“难以救活。”
顾景然面貌扭曲变形,杀气腾腾道:“你再给我说一遍!”
萧三怕了:“救……救得活。”
他打个寒颤重新说了一遍:“必须,救得活!”
顾景然心里舒坦了,压住不能喘气的石头松开了半颗,仿佛中听到呢喃声。声音似飘过澡泽的扶桑,枝丫叶瓣光秃秃,只留下一段清脆的树枝干儿,微弱之势,可怜。
男子脸色突变,疾步奔向了床上,哪知道姜恒身子冷得可怕,不晓得还以为是摸了一个人性冰块,他倒不嫌冷,冒着暖气的身体紧紧贴着男子冰冷的身子。
“暖暖,暖暖就不冷了。”
顾景然回望人生短暂百年,哪怕前世这样抱着姜恒的机会是不曾有的,他死前那些事情走马灯回望了一眼,只记得当时恨意如何怎样。
具体事情发生过生转头忘了。恨意却是鲜艳亮丽的,扎在心头的刺不拔掉,就会一直痛!痛得心眼麻木,看不见别的事物。
姜恒的脸庞一点点在他眼里变得鲜活,男子的呼吸,身上凌冽的松木香气,顾景然能做的事情只有一件,他死死攥紧姜恒的手……心中懊悔当初。
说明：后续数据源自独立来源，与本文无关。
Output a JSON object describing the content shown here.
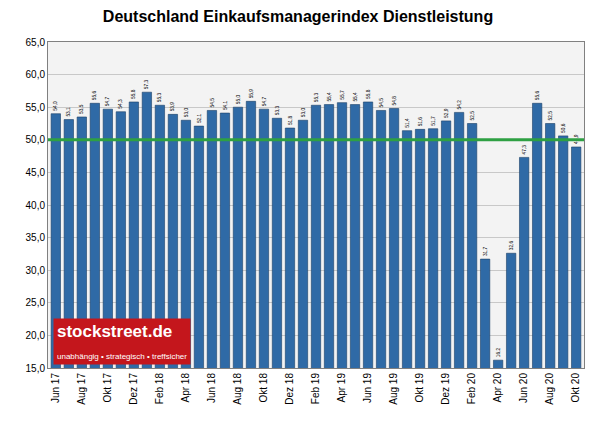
{
  "chart_data": {
    "type": "bar",
    "title": "Deutschland Einkaufsmanagerindex Dienstleistung",
    "categories": [
      "Jun 17",
      null,
      "Aug 17",
      null,
      "Okt 17",
      null,
      "Dez 17",
      null,
      "Feb 18",
      null,
      "Apr 18",
      null,
      "Jun 18",
      null,
      "Aug 18",
      null,
      "Okt 18",
      null,
      "Dez 18",
      null,
      "Feb 19",
      null,
      "Apr 19",
      null,
      "Jun 19",
      null,
      "Aug 19",
      null,
      "Okt 19",
      null,
      "Dez 19",
      null,
      "Feb 20",
      null,
      "Apr 20",
      null,
      "Jun 20",
      null,
      "Aug 20",
      null,
      "Okt 20"
    ],
    "values": [
      54.0,
      53.1,
      53.5,
      55.6,
      54.7,
      54.3,
      55.8,
      57.3,
      55.3,
      53.9,
      53.0,
      52.1,
      54.5,
      54.1,
      55.0,
      55.9,
      54.7,
      53.3,
      51.8,
      53.0,
      55.3,
      55.4,
      55.7,
      55.4,
      55.8,
      54.5,
      54.8,
      51.4,
      51.6,
      51.7,
      52.9,
      54.2,
      52.5,
      31.7,
      16.2,
      32.6,
      47.3,
      55.6,
      52.5,
      50.6,
      48.9
    ],
    "value_labels": [
      "54,0",
      "53,1",
      "53,5",
      "55,6",
      "54,7",
      "54,3",
      "55,8",
      "57,3",
      "55,3",
      "53,9",
      "53,0",
      "52,1",
      "54,5",
      "54,1",
      "55,0",
      "55,9",
      "54,7",
      "53,3",
      "51,8",
      "53,0",
      "55,3",
      "55,4",
      "55,7",
      "55,4",
      "55,8",
      "54,5",
      "54,8",
      "51,4",
      "51,6",
      "51,7",
      "52,9",
      "54,2",
      "52,5",
      "31,7",
      "16,2",
      "32,6",
      "47,3",
      "55,6",
      "52,5",
      "50,6",
      "48,9"
    ],
    "color": "#2f6aa6",
    "data_labels": true,
    "threshold": 50,
    "ylim": [
      15,
      65
    ],
    "yticks": [
      {
        "value": 15,
        "label": "15,0"
      },
      {
        "value": 20,
        "label": "20,0"
      },
      {
        "value": 25,
        "label": "25,0"
      },
      {
        "value": 30,
        "label": "30,0"
      },
      {
        "value": 35,
        "label": "35,0"
      },
      {
        "value": 40,
        "label": "40,0"
      },
      {
        "value": 45,
        "label": "45,0"
      },
      {
        "value": 50,
        "label": "50,0"
      },
      {
        "value": 55,
        "label": "55,0"
      },
      {
        "value": 60,
        "label": "60,0"
      },
      {
        "value": 65,
        "label": "65,0"
      }
    ],
    "grid": true,
    "logo": {
      "text": "stockstreet.de",
      "subtext": "unabhängig • strategisch • treffsicher"
    }
  }
}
恨时怨气冲天,恨得刀子口抹上毒药,立马把人宰割致死。
他心道:“快些醒过来吧,当年事情真要分辨个大概,再去辩论对错,多复杂。”
顾景然最不想承认曾经犯下过错,修魔是他不该,前世他明明是不想修魔,后面不知怎得犯了那滔天大错。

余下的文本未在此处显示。